Are hydroxychloroquine and chloroquine safe?
Hydroxychloroquine and chloroquine are generally considered safe when taken for conditions that they have been approved for. If you currently take either of these for malaria or autoimmune conditions, you should continue taking them according to your doctor’s instructions. As with any medications, there are risks and benefits. Both hydroxychloroquine and chloroquine can cause side effects, but in these cases, the benefits outweigh the risk.
On April 24, 2020, the FDA issued a warning stating that using hydroxychloroquine or chloroquine for COVID-19 outside of a hospital setting can put people at risk of serious heart rhythm problems, particularly QT prolongation. This is a well-known side effect of these medications. Because there is still a lot we don’t know about COVID-19, it is unclear if COVID-19 itself increases this risk. Some hospitals in France, Brazil, and Sweden have had to stop using hydroxychloroquine and chloroquine for some coronavirus patients due to severe side effects.
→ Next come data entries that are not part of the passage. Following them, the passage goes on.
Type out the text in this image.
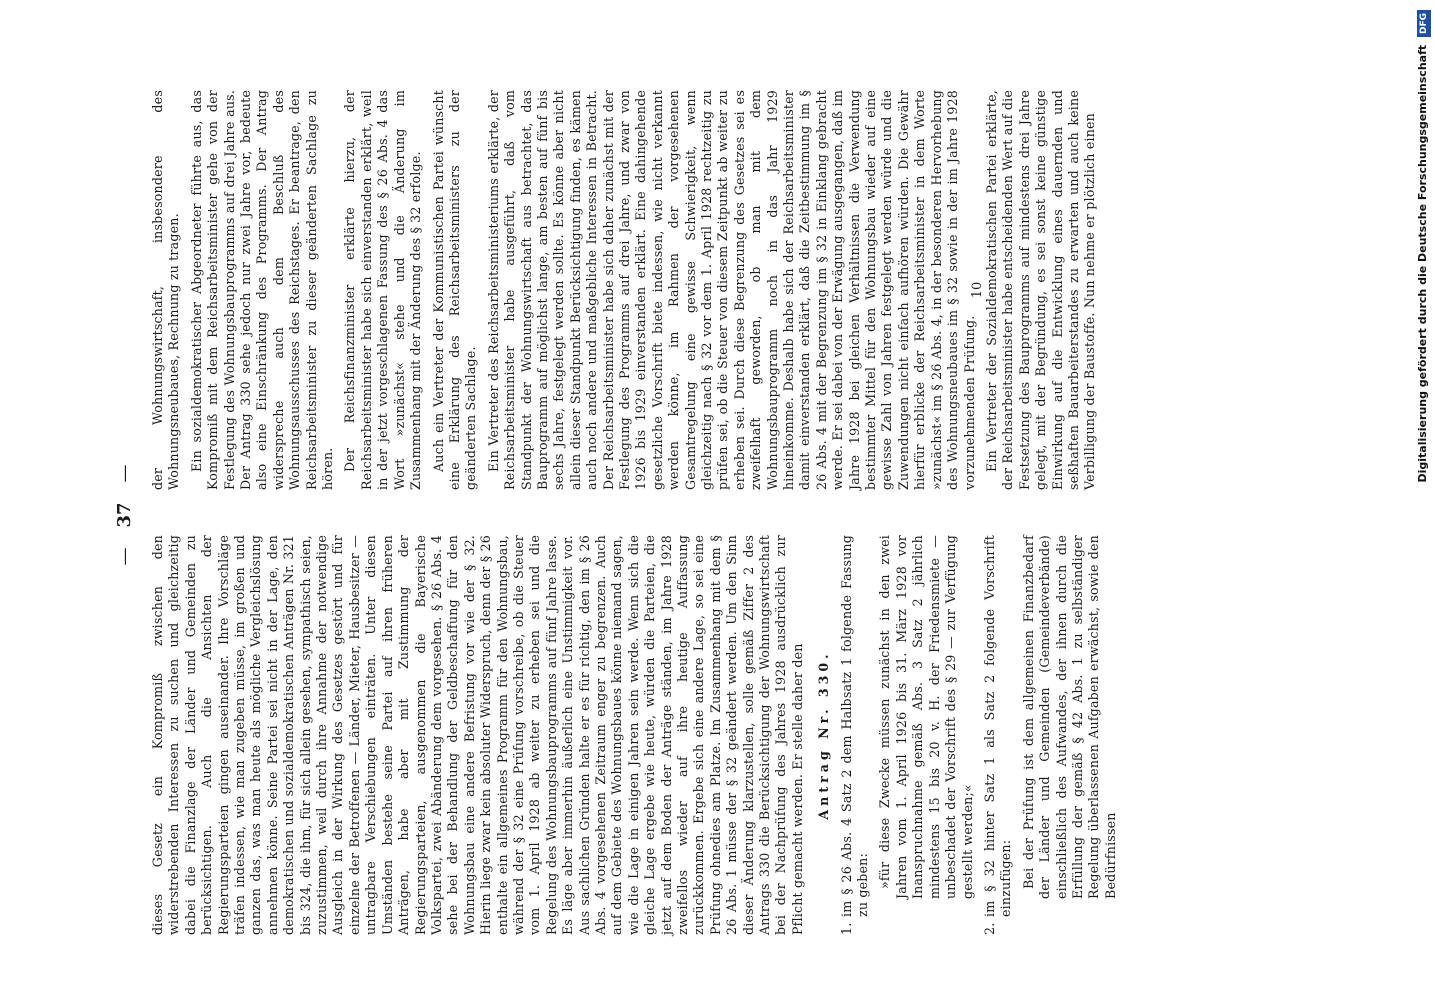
—
37
—

dieses Gesetz ein Kompromiß zwischen den widerstrebenden Interessen zu suchen und gleichzeitig dabei die Finanzlage der Länder und Gemeinden zu berücksichtigen. Auch die Ansichten der Regierungsparteien gingen auseinander. Ihre Vorschläge träfen indessen, wie man zugeben müsse, im großen und ganzen das, was man heute als mögliche Vergleichslösung annehmen könne. Seine Partei sei nicht in der Lage, den demokratischen und sozialdemokratischen Anträgen Nr. 321 bis 324, die ihm, für sich allein gesehen, sympathisch seien, zuzustimmen, weil durch ihre Annahme der notwendige Ausgleich in der Wirkung des Gesetzes gestört und für einzelne der Betroffenen — Länder, Mieter, Hausbesitzer — untragbare Verschiebungen einträten. Unter diesen Umständen bestehe seine Partei auf ihren früheren Anträgen, habe aber mit Zustimmung der Regierungsparteien, ausgenommen die Bayerische Volkspartei, zwei Abänderung dem vorgesehen. § 26 Abs. 4 sehe bei der Behandlung der Geldbeschaffung für den Wohnungsbau eine andere Befristung vor wie der § 32. Hierin liege zwar kein absoluter Widerspruch, denn der § 26 enthalte ein allgemeines Programm für den Wohnungsbau, während der § 32 eine Prüfung vorschreibe, ob die Steuer vom 1. April 1928 ab weiter zu erheben sei und die Regelung des Wohnungsbauprogramms auf fünf Jahre lasse. Es läge aber immerhin äußerlich eine Unstimmigkeit vor. Aus sachlichen Gründen halte er es für richtig, den im § 26 Abs. 4 vorgesehenen Zeitraum enger zu begrenzen. Auch auf dem Gebiete des Wohnungsbaues könne niemand sagen, wie die Lage in einigen Jahren sein werde. Wenn sich die gleiche Lage ergebe wie heute, würden die Parteien, die jetzt auf dem Boden der Anträge ständen, im Jahre 1928 zweifellos wieder auf ihre heutige Auffassung zurückkommen. Ergebe sich eine andere Lage, so sei eine Prüfung ohnedies am Platze. Im Zusammenhang mit dem § 26 Abs. 1 müsse der § 32 geändert werden. Um den Sinn dieser Änderung klarzustellen, solle gemäß Ziffer 2 des Antrags 330 die Berücksichtigung der Wohnungswirtschaft bei der Nachprüfung des Jahres 1928 ausdrücklich zur Pflicht gemacht werden. Er stelle daher den Antrag Nr. 330.

1.
im § 26 Abs. 4 Satz 2 dem Halbsatz 1 folgende Fassung zu geben: »für diese Zwecke müssen zunächst in den zwei Jahren vom 1. April 1926 bis 31. März 1928 vor Inanspruchnahme gemäß Abs. 3 Satz 2 jährlich mindestens 15 bis 20 v. H. der Friedensmiete — unbeschadet der Vorschrift des § 29 — zur Verfügung gestellt werden;«

2.
im § 32 hinter Satz 1 als Satz 2 folgende Vorschrift einzufügen: Bei der Prüfung ist dem allgemeinen Finanzbedarf der Länder und Gemeinden (Gemeindeverbände) einschließlich des Aufwandes, der ihnen durch die Erfüllung der gemäß § 42 Abs. 1 zu selbständiger Regelung überlassenen Aufgaben erwächst, sowie den Bedürfnissen

der Wohnungswirtschaft, insbesondere des Wohnungsneubaues, Rechnung zu tragen. Ein sozialdemokratischer Abgeordneter führte aus, das Kompromiß mit dem Reichsarbeitsminister gehe von der Festlegung des Wohnungsbauprogramms auf drei Jahre aus. Der Antrag 330 sehe jedoch nur zwei Jahre vor, bedeute also eine Einschränkung des Programms. Der Antrag widerspreche auch dem Beschluß des Wohnungsausschusses des Reichstages. Er beantrage, den Reichsarbeitsminister zu dieser geänderten Sachlage zu hören. Der Reichsfinanzminister erklärte hierzu, der Reichsarbeitsminister habe sich einverstanden erklärt, weil in der jetzt vorgeschlagenen Fassung des § 26 Abs. 4 das Wort »zunächst« stehe und die Änderung im Zusammenhang mit der Änderung des § 32 erfolge. Auch ein Vertreter der Kommunistischen Partei wünscht eine Erklärung des Reichsarbeitsministers zu der geänderten Sachlage. Ein Vertreter des Reichsarbeitsministeriums erklärte, der Reichsarbeitsminister habe ausgeführt, daß vom Standpunkt der Wohnungswirtschaft aus betrachtet, das Bauprogramm auf möglichst lange, am besten auf fünf bis sechs Jahre, festgelegt werden sollte. Es könne aber nicht allein dieser Standpunkt Berücksichtigung finden, es kämen auch noch andere und maßgebliche Interessen in Betracht. Der Reichsarbeitsminister habe sich daher zunächst mit der Festlegung des Programms auf drei Jahre, und zwar von 1926 bis 1929 einverstanden erklärt. Eine dahingehende gesetzliche Vorschrift biete indessen, wie nicht verkannt werden könne, im Rahmen der vorgesehenen Gesamtregelung eine gewisse Schwierigkeit, wenn gleichzeitig nach § 32 vor dem 1. April 1928 rechtzeitig zu prüfen sei, ob die Steuer von diesem Zeitpunkt ab weiter zu erheben sei. Durch diese Begrenzung des Gesetzes sei es zweifelhaft geworden, ob man mit dem Wohnungsbauprogramm noch in das Jahr 1929 hineinkomme. Deshalb habe sich der Reichsarbeitsminister damit einverstanden erklärt, daß die Zeitbestimmung im § 26 Abs. 4 mit der Begrenzung im § 32 in Einklang gebracht werde. Er sei dabei von der Erwägung ausgegangen, daß im Jahre 1928 bei gleichen Verhältnissen die Verwendung bestimmter Mittel für den Wohnungsbau wieder auf eine gewisse Zahl von Jahren festgelegt werden würde und die Zuwendungen nicht einfach aufhören würden. Die Gewähr hierfür erblicke der Reichsarbeitsminister in dem Worte »zunächst« im § 26 Abs. 4, in der besonderen Hervorhebung des Wohnungsneubaues im § 32 sowie in der im Jahre 1928 vorzunehmenden Prüfung. Ein Vertreter der Sozialdemokratischen Partei erklärte, der Reichsarbeitsminister habe entscheidenden Wert auf die Festsetzung des Bauprogramms auf mindestens drei Jahre gelegt, mit der Begründung, es sei sonst keine günstige Einwirkung auf die Entwicklung eines dauernden und seßhaften Bauarbeiterstandes zu erwarten und auch keine Verbilligung der Baustoffe. Nun nehme er plötzlich einen

10	Digitalisierung gefördert durch die Deutsche Forschungsgemeinschaft DFG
Taking hydroxychloroquine or chloroquine with other medications, like azithromycin, that can also cause QT prolongation, can further increase this risk. Prior to the FDA’s warning, several cardiology groups, including the American Heart Association, had issued a joint statement cautioning about the risks of taking these medications together.
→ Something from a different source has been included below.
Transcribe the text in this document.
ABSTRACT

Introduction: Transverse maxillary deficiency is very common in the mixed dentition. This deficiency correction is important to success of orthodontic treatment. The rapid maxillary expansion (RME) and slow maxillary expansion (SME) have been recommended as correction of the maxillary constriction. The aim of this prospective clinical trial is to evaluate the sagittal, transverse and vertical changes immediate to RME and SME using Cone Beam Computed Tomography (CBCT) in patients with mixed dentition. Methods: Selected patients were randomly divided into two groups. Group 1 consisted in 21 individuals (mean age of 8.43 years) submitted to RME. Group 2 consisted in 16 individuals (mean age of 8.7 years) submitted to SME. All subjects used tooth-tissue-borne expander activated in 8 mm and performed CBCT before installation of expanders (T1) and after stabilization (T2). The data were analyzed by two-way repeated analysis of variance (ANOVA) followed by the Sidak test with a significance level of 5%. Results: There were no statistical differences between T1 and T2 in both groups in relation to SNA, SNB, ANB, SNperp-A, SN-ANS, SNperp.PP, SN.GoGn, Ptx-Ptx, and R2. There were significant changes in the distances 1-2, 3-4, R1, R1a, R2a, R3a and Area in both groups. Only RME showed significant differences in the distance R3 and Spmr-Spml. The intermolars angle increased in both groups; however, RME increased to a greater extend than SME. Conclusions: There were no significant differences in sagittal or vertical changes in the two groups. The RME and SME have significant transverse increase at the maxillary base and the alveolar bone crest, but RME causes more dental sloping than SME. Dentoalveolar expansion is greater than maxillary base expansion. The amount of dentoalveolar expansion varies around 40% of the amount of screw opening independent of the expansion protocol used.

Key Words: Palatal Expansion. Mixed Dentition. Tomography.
Can hydroxychloroquine or chloroquine prevent or cure COVID-19?
At the time of this writing, hydroxychloroquine and chloroquine are not FDA-approved for the prevention or treatment of COVID-19. Additional data is needed to better understand the efficacy and safety of hydroxychloroquine and chloroquine for COVID-19. This is particularly important because current reports are based on a small number of patients, some who received dosages that were typically higher than what has been approved for other conditions.
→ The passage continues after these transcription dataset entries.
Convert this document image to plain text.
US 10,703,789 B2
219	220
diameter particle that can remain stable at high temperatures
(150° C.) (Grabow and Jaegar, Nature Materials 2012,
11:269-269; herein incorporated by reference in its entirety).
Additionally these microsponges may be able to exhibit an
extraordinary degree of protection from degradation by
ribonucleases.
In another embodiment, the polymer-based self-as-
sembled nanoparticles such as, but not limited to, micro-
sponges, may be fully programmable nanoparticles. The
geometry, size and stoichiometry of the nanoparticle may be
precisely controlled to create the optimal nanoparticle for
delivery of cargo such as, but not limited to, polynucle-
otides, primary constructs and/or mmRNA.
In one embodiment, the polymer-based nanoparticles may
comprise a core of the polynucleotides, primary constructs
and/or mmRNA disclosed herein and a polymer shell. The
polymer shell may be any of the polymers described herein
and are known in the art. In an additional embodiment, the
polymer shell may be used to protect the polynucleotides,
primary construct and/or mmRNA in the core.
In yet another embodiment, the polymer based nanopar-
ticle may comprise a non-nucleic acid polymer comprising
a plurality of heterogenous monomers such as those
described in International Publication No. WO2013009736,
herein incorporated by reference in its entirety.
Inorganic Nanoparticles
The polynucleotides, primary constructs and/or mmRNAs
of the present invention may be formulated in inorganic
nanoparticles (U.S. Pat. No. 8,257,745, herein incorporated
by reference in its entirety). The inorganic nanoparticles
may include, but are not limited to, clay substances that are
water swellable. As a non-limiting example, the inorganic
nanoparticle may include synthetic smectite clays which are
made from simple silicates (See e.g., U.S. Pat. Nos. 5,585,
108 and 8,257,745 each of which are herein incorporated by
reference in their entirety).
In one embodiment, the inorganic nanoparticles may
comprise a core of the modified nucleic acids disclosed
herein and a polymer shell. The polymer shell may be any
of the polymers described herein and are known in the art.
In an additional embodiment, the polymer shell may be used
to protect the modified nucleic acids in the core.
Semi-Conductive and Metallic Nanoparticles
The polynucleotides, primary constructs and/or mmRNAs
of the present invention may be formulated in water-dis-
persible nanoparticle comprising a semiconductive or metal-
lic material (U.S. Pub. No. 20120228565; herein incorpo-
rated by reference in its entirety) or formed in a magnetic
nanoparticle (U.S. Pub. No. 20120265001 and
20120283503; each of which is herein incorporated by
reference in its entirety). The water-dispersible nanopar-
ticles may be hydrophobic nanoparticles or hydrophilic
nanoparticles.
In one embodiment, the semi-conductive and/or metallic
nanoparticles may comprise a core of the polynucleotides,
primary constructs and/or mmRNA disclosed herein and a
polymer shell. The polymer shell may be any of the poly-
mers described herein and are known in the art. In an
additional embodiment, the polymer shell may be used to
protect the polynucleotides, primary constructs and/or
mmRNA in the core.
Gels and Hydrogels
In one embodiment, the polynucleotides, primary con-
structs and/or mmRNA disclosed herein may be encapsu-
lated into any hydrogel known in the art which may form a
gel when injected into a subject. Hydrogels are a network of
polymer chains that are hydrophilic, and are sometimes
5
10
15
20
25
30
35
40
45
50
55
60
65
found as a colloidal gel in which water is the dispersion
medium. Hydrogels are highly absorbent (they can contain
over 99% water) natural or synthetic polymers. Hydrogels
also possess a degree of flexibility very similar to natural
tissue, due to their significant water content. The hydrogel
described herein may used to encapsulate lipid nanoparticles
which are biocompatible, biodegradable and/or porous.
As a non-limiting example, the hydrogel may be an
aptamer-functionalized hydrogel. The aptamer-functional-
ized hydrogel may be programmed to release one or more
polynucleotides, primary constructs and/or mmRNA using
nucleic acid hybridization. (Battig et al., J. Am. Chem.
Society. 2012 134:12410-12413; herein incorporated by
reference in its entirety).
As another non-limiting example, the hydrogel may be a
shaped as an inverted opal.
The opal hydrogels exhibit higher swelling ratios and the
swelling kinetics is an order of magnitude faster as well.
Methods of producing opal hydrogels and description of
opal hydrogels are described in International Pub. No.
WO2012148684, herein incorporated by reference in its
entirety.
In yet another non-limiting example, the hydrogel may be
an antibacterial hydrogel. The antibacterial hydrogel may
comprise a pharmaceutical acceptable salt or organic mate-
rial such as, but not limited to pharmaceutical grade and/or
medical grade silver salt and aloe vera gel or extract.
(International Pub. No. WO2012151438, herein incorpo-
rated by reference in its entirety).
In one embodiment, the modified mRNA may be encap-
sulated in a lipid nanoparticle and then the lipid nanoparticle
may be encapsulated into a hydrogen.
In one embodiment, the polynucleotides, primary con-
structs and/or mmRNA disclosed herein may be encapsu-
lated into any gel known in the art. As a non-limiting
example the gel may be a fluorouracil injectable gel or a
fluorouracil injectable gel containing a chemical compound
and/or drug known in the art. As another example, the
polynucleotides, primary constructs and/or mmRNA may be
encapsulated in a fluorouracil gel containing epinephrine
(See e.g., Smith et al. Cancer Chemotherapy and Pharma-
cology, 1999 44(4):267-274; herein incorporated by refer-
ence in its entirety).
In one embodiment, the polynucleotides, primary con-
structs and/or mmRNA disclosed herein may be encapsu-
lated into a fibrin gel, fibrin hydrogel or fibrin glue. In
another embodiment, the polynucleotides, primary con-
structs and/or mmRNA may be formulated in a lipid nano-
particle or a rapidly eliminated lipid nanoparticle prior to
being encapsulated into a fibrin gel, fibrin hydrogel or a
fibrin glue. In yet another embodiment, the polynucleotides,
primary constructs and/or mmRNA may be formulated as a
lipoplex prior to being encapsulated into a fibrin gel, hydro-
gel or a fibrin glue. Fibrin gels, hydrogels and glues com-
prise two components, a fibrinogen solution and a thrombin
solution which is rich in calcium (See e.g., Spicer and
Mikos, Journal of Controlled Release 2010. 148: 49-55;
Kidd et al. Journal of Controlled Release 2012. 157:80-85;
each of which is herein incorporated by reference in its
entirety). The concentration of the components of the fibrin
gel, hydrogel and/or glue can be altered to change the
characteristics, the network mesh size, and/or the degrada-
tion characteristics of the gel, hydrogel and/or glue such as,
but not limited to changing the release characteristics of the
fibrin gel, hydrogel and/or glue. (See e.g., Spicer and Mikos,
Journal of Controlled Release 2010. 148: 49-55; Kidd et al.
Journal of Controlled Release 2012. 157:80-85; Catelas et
Hydroxychloroquine and chloroquine have not yet been shown to prevent COVID-19 either in a community or hospital setting. In the studies cited above, patients received these medications in the hospital only after they were confirmed to have COVID-19. Additionally, the FDA’s Emergency Use Authorization for hydroxychloroquine and chloroquine are only for hospitalized patients who are unable to participate in a clinical trial.
Many clinical studies are currently underway to find a treatment for COVID-19, and the FDA is working with various government agencies, academic centers, and biopharmaceutical companies to expedite the process.
How can I get hydroxychloroquine or chloroquine?
Hydroxychloroquine and chloroquine both require a prescription from your doctor. Due to the recent increase in demand as a result of the COVID-19 pandemic, both medications are currently in short supply. This has made it difficult for patients with rheumatoid arthritis or lupus to get hydroxychloroquine, putting them at increased risk of complications.
Many states have restricted pharmacists from dispensing certain medications unless it is specifically being prescribed for an FDA-approved use. Additionally, the American Medical Association, American Pharmacists Association, and American Society of Health-System Pharmacists issued a joint statement discouraging doctors and pharmacists from inappropriately prescribing medications such as hydroxychloroquine and chloroquine. This is to help prevent medication stockpiling and potential drug shortages.
What other medications are currently being used to treat COVID-19?
Researchers are studying many medications as potential treatments for COVID-19. Remdesivir, an investigational antiviral medication given via intravenous (IV) infusion, is one of these. Doctors are trying this medication on critically unwell patients in clinical trials across U.S. hospitals. It is also available through a compassionate use program for patients who do not qualify for the clinical trials. Access to remdesivir is temporarily paused due to overwhelming demand.